Submission Deadline: 07 October 2023 (closed) View: 125
Cyber-Physical Systems are very important frontrunners in the digital and autonomous transformation pathway. Over the years, these systems have developed into more sophisticated and smart solutions for the industrial, healthcare, transportation, and energy sectors. When it comes to offering cybersecurity solutions to address the existing privacy threats in the system, the most important governing factor is the difficulty in addressing the predictive nature of the system due to its heterogeneous components. In order to overcome this drawback, Artificial Intelligence (AI) and predictive algorithms are very helpful. The major advantage of such AI-based predictive intelligence systems is the avoidance of threats that occur on the zero-day due to their varied and undeterminable misbehaviour. The predictive AI-based cybersecurity system handles such a task by generating an automatic attack pattern in incoming heterogeneous datasets with the help of Machine Learning (ML) algorithms. Later, various decision-making approaches are employed to classify the suspicious attacks or threats and come up with an optimal solution. Human-Machine interaction, AI, and game theory approach collectively represent the resources in developing such an intelligent Cyber-Physical System protection model in order to avoid false-positive results.

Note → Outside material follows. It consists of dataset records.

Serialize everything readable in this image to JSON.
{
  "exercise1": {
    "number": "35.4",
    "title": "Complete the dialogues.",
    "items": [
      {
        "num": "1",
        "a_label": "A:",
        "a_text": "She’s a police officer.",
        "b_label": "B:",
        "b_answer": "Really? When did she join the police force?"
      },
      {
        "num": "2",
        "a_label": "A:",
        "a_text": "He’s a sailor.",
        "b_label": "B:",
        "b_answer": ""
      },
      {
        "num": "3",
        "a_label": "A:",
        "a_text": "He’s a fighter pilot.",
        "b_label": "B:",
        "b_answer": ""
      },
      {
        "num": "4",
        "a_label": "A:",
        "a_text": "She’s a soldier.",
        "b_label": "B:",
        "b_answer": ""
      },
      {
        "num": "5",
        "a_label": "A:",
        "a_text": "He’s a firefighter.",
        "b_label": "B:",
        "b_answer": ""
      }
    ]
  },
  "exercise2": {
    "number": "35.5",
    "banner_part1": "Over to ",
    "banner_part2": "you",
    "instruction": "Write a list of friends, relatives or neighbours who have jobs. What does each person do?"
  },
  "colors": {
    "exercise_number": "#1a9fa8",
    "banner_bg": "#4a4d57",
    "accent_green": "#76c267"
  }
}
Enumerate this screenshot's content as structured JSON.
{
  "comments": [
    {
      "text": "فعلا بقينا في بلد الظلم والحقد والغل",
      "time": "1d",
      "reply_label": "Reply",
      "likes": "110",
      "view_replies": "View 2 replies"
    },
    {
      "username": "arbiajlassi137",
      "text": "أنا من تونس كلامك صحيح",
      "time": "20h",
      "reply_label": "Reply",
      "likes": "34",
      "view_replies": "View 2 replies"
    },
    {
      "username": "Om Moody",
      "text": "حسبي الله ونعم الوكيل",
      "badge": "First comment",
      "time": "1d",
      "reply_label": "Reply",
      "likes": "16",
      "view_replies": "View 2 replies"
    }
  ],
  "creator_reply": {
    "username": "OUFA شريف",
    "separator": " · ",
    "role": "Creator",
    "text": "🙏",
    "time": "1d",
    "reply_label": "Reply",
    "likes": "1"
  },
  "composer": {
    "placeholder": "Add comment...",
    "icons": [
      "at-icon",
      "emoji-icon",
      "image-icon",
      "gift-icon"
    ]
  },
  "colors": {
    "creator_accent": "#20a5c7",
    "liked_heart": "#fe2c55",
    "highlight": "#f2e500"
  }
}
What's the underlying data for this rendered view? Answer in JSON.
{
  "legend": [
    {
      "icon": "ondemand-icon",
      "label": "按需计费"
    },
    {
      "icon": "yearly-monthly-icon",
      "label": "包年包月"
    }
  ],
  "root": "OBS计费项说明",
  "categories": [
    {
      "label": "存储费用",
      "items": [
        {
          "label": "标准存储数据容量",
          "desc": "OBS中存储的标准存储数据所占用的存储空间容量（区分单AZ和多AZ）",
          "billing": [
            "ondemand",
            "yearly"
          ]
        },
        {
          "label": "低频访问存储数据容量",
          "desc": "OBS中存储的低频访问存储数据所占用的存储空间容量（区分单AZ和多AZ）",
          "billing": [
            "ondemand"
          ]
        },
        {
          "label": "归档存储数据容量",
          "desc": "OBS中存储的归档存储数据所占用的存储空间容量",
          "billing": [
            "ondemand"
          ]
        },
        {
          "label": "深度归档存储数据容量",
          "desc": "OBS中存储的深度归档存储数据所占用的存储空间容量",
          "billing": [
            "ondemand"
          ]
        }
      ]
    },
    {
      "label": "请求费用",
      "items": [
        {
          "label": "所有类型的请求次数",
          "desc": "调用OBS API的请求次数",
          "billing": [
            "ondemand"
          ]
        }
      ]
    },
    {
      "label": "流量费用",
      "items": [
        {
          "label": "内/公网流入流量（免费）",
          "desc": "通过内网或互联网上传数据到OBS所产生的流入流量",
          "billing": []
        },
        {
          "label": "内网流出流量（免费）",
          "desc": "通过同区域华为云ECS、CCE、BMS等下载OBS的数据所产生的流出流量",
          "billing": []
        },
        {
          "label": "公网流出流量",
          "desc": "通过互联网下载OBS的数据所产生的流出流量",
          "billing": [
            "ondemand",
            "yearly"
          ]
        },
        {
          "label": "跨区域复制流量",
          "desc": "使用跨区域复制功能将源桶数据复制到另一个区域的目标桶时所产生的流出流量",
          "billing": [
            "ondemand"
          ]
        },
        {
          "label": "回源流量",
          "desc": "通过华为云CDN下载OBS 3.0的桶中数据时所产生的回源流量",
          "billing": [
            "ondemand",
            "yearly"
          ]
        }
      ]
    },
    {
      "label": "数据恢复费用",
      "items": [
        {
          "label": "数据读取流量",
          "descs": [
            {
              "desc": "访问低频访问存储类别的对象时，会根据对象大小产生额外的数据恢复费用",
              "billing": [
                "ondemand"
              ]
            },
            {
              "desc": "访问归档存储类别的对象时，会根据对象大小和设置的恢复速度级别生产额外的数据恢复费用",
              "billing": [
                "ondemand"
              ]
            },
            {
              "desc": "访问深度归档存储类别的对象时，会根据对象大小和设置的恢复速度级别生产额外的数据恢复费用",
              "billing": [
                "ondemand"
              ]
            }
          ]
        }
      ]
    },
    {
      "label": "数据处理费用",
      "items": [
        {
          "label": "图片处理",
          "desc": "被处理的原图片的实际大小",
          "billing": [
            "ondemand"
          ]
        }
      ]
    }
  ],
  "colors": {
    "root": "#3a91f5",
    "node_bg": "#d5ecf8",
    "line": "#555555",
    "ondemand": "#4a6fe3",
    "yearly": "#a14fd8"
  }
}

One of the most promising research directions in this field includes the use of a brain-type distributed control system in a Cyber-Physical System environment. Such a distributed system architecture will ensure cybersecurity in networks operating based on fog, radio, and optical networks. Such methods have proven to decrease the loss of data packets, latency requirements, and probability of network blocking considerably. Also, such a model can be deployed to achieve improved accuracy in the detection of nodes that contain malicious and dangerous Cyber-Physical Systems. The authentication and authorization processes in most of the mainstream cybersecurity systems follow a combined approach that employs AI and security provisioning. Such systems offer excellent protection against privacy threats in wireless communication in the Internet of Things (IoT). Another major area of research is the protection of network slices against privacy threats and denial-of-service type of attacks. Also, integration of bi-directional recurring deep neural networks and propagative distributed belief protects Cyber-Physical Systems against GPS spoofing attacks. With the increase in technological systems, it is equally important to protect these systems against malicious attacks and privacy threats. Novel system architectures and in-built algorithms can be developed in order to help prove these Cyber-Physical Systems against attacks.